December 20, 2014 - Tom Maylor

7 Tips for Writing a Lab Report

As a former student, I can tell that lab reports are among the most common assignments at universities, especially if you study Physics or Biology, like I used to. In order to make your report good you need to remember that it has not only to demonstrate the data you got during an experiment or an observation process, but also show your understanding of these results. Recording figures of the research is not enough, you need to provide a comparison of expected and actual results, explain the differences and the reasons why they occurred. How to achieve it? Here are some tips that will help you improve your report writing skills.

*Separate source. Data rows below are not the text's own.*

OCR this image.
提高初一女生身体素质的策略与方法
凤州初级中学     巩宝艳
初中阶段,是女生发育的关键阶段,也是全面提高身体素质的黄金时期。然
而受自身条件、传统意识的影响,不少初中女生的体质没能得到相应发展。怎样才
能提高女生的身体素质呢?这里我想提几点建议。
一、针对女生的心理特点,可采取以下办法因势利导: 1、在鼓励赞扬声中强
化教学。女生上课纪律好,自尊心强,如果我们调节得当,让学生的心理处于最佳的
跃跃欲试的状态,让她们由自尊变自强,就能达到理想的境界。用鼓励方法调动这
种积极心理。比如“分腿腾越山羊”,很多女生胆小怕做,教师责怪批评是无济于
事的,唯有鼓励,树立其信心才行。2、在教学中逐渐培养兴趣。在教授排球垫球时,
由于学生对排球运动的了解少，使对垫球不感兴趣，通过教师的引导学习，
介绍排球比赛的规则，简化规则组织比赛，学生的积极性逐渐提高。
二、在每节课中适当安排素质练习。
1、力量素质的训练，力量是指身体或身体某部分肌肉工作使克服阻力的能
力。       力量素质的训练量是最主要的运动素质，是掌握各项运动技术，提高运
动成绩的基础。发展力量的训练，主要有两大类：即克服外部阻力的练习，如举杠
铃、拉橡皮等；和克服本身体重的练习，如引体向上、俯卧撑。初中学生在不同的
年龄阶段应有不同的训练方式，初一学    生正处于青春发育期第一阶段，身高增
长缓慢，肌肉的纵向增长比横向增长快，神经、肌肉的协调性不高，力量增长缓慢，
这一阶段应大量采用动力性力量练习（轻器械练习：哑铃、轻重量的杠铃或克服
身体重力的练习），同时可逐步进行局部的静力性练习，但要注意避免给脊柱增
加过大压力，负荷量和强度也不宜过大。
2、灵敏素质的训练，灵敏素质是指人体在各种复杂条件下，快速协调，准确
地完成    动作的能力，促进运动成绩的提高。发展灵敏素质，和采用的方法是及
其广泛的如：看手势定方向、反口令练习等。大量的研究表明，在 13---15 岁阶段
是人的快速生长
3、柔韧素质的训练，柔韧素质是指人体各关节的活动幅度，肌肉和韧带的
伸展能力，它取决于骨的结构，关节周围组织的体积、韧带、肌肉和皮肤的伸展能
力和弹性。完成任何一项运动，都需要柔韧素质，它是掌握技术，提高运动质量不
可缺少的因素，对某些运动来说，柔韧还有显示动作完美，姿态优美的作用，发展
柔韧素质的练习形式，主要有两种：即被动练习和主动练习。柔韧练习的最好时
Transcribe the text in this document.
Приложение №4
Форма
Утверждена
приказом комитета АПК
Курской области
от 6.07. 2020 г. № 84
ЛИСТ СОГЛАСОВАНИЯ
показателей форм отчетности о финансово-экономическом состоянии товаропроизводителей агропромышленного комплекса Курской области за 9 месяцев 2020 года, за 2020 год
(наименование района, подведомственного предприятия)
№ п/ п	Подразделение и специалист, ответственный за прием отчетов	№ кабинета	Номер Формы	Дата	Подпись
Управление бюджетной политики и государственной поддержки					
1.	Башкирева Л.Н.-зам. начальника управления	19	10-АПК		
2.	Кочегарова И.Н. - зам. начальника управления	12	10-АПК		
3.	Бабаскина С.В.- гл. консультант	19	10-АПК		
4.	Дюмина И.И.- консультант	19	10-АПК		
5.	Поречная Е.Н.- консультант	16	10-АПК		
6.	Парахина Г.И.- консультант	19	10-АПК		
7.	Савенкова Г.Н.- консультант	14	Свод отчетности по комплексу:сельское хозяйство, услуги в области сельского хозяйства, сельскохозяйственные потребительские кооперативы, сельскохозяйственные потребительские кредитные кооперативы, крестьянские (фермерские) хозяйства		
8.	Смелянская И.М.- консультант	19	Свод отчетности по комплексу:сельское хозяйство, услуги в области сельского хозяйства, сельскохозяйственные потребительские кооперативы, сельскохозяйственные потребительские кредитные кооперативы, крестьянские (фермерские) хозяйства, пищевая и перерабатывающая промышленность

Tip #1 Write your report according to the following structure: introduction, methods, experimental procedure, results, discussion, conclusion, references. This will make your paper easy to read and understand.

Tip #2 Make a proper introduction. The first few paragraphs of your paper need to define objectives and purposes of the experiment you are to perform. Introduction should explain the reader what the report is about. Ideally it has to be done in four, or at most five sentences. The information has to be precise, not general.

Tip #3 Do not give unnecessary information. In the procedure, you don’t have to describe all the processes, especially if they are well-known. The obligatory data is the course of the experiment and its results. You need to provide only information needed to repeat the experiment.

Tip #4 Provide comparison of actual and expected results. Are there any distinctions? Give reasons for their occurrence. Maybe the equipment didn’t measure properly, or the samples used in the experiment were not pure. The only thing you shouldn’t write is that it was your mistake, because that will mean you are an unskilled student.

Tip #5 Analyze your results in terms of theories. Most of the labs are designed for students to experience well-known laws or phenomena. Your task is to describe how they turn out in practice.

Tip #6 Compare the outcomes you’ve got with the previous researches done in a similar field. Chances are good as you are not the first one to raise the topic, so you can use the experience of the former investigators. It doesn’t mean you have to copy their results or plagiarize them. You need to contrast their results with yours and explain differences.

Tip #7 Conclusion shouldn’t be very extended. It has simply to state results of the lab and answer the following questions: what you did, what you found and why the outcomes were like that.